Many species of shark may engage in frenzied hunting, during which they can become very aggressive and attack each other as well as the prey, he further noted.

"Feeding frenzies can be dangerous for humans who happen to be in the water, as the sharks may not be able to distinguish between prey and people," he added.

Numerous survivor accounts indicated that many victims were attacked near the surface of the water.

This has led experts to conclude that oceanic whitetip sharks were most likely behind the attacks, since they are a surface-dwelling species.

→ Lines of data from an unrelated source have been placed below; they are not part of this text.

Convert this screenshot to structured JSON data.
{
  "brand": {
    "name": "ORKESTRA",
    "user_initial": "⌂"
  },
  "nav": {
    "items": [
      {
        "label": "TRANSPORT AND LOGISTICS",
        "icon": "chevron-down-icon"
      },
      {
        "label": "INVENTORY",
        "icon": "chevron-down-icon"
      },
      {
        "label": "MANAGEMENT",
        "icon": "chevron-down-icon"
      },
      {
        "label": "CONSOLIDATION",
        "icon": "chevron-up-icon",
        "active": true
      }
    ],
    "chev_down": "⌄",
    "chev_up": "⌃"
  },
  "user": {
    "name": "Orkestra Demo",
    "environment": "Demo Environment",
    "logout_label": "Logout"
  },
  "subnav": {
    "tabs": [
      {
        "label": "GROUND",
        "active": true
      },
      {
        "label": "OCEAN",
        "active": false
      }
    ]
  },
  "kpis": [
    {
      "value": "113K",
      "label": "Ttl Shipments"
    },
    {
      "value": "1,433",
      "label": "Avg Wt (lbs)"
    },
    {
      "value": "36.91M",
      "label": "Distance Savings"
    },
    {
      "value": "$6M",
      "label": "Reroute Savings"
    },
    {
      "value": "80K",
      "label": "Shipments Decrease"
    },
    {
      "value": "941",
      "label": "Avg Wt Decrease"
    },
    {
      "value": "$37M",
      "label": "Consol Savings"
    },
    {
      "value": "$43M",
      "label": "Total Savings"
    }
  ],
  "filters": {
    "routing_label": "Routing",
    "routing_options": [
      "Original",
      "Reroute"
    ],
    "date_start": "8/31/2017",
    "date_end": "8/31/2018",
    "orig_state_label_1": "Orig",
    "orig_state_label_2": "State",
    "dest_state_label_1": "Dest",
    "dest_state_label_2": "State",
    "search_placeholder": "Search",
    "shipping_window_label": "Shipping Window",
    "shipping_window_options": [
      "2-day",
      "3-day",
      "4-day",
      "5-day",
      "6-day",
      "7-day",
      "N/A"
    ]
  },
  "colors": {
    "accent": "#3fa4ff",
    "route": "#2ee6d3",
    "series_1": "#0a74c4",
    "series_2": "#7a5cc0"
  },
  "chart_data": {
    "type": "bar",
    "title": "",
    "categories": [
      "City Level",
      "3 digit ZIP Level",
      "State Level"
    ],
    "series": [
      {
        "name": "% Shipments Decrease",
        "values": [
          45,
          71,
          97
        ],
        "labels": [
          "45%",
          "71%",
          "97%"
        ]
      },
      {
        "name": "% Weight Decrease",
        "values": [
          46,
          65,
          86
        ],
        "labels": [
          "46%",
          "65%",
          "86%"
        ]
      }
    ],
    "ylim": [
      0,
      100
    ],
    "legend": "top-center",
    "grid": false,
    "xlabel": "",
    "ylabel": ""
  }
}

Although oceanic whitetips are fearsome predators, their meals can be few and far between, so they are often opportunistic feeders.

According to the Florida Museum, the species is often the first at the scene of oceanic disasters. It was also a major cause of fatalities following the sinking of the RMS Nova Scotia in 1942.

The species is known to be persistent, unpredictable and shows little fear, making it particularly dangerous to humans, the same museum notes.

Oceanic whitetip sharks are particularly dangerous to humans(iStock)

For four days, the Indianapolis’s survivors attempted to stay alive by floating in groups. However, the searing heat meant that many succumbed to dehydration, while others died of hypernatremia (too much sodium in the blood) from being forced to drink seawater.

Meanwhile, although the US Navy had received word that a Japanese submarine had sunk one of its ships, the message was taken as fake – an attempt to lure American rescue boats into a trap.

Fortunately, a Navy plane eventually spotted the Indianapolis survivors while flying overhead.

At last, a seaplane was landed to rescue the remaining men from the water. Of the ship’s original 1,195, only 316 survived.

Naturally, some 70 years after the tragedy, the story was turned into a Hollywood blockbuster starring Nicolas Cage.